I thanked the nice Apple Store clerk, sneered at the mall guard, and made my way to my car content in the knowledge that in 24 hours I would have my iPhone.

As I drove home, however I kept feeling like I was forgetting something. When I glanced over at me camera bag on the passenger floor it came to me like a hammer to a nail head.

When I’m not waxing poetic for The Mac Observer or working the job that actually pays the bills I can usually be found with camera in hand. I love photography and recently I started selling some of my more artistic efforts at a local open market on Sundays. The market opens at 10AM and closes at 4PM. There was no way for me to get to the Apple Store early. I sighed and decided that since the store had plenty of iPhones I would likely be able to pick one up on Monday.

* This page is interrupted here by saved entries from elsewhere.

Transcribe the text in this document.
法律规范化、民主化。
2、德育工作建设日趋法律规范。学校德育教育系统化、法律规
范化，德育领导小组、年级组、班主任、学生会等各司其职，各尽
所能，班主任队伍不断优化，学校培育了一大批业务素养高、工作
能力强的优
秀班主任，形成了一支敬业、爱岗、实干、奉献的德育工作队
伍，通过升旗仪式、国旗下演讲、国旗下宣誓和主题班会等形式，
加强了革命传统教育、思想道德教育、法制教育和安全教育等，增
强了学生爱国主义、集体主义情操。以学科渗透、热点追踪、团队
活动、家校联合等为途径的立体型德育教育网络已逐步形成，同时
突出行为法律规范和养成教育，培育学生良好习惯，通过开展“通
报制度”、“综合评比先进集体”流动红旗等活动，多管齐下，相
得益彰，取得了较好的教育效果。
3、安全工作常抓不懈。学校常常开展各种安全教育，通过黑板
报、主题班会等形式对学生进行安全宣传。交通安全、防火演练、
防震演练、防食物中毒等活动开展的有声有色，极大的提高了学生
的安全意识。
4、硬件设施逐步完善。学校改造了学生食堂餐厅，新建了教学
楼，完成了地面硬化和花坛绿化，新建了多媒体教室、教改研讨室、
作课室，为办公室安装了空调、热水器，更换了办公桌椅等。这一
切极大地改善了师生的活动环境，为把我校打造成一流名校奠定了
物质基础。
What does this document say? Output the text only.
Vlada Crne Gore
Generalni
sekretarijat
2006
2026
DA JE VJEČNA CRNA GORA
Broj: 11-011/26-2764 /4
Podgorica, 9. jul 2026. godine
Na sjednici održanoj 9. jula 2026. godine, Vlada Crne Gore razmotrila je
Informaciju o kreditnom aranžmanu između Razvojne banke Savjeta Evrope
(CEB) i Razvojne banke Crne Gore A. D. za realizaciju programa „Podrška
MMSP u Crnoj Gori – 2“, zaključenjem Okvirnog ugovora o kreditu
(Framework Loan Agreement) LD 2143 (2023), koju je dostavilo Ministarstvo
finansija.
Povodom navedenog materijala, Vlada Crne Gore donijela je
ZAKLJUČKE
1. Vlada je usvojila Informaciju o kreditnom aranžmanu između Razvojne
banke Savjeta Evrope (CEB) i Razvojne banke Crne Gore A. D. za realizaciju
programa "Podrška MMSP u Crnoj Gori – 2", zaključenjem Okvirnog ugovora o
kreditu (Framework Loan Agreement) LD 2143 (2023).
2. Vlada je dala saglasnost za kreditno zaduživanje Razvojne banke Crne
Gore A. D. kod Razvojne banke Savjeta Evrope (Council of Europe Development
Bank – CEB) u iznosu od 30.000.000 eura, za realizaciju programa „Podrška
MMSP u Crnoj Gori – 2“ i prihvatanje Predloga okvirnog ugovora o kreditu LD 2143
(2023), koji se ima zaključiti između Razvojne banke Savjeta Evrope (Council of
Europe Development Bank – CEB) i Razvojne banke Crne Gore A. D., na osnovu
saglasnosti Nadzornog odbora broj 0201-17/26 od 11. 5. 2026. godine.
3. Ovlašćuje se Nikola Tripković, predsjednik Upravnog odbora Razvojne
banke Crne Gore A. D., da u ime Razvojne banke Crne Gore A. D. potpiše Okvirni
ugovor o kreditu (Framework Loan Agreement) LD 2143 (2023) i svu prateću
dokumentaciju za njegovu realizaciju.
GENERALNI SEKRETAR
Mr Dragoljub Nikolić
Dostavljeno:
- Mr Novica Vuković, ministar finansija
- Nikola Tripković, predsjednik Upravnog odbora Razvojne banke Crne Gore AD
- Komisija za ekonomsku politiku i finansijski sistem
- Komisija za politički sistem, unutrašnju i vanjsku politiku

Of course there are times when the Gadget Gods smile down on the faithful: a fairly nasty storm came through around 2PM on Sunday and shut the market down early. I was soaked and I lost a framed print to water damage, but I didn’t care. I was going to make it to the Apple Store early enough to get an iPhone.

Again I made my way to the mall, and again I found the line closed and the very same Apple Store salesperson guarding the end.

"You’ve got to be kidding me, " I said as I came up to her. "It’s only 3:30!"

"Yeah, and it’ll take till 7 tonight to get through the people already in line."

I stood there frustrated, shivering in damp shorts, and iPhone-less still.

A mall security guard, this time a woman, strolled up to offer the Apple salesclerk moral, if not physical, support. I glared at her and she blanched, thinking I was about to go postal among the carrot-nibbling, ultra-thin, well-dressed mall patrons, but I was cool.

I smiled wanly at the salesclerk and she smiled brightly back and offered, "You might try later in the week."

Shivering now more from damp clothes and air-conditioning then from frustration, I trudged back to my car and drove home. No iPhone, credit card still hot enough to power a nuclear sub, I ate dinner while staring at my ancient ( in gadget years) RAZR. It seems that the Gadget Gods weren’t smiling benignly on me, they were instead snickering menacingly at me. I was still defiant. I would have an iPhone regardless of godly tinkering.

On Monday I checked back with the local AT&T Store just on the off-chance that I might luck up and find an iPhone they forgot they had, but that was in vane.

My friends all ask me me where is my iPhone. "Where’s yours," I demand knowing that none of them would get one any time soon.

One guy said sarcastically, "I’m waiting till they iron out cut-and-paste."

Another replies that he won’t subscribe to the Apple hegemony. "When I can buy my applications and music anywhere and play it on the iPhone, that’s when I’ll buy one."

Yeah, yeah. Sure, sure. I know that as soon as I get mine these guys will be on it like a fat kid on a cupcake. I just need to get one.

I checked again at the Apple Store on Tuesday. The store in Florida Mall said they were sold out.

I then became depressed. I lambasted myself for not getting in line on Friday like a good little geek.

As the week rolled on, my depression eased. I started thinking that my original plan may have been a good idea after all. Maybe after a week of getting the other folks out of the way I could now walk into an Apple Store and buy my phone.

It’s Friday now and I won’t be able to get to the mall until after 4. If there’s a line that I can get in I’ll get in it. If I have to come back on Saturday I will.

Maybe that AT&T guy was right. Maybe.

We’ll see.

Vern Seward is a writer who currently lives in Orlando, FL. He’s been a Mac fan since Atari Computers folded, but has worked with computers of nearly every type for 20 years.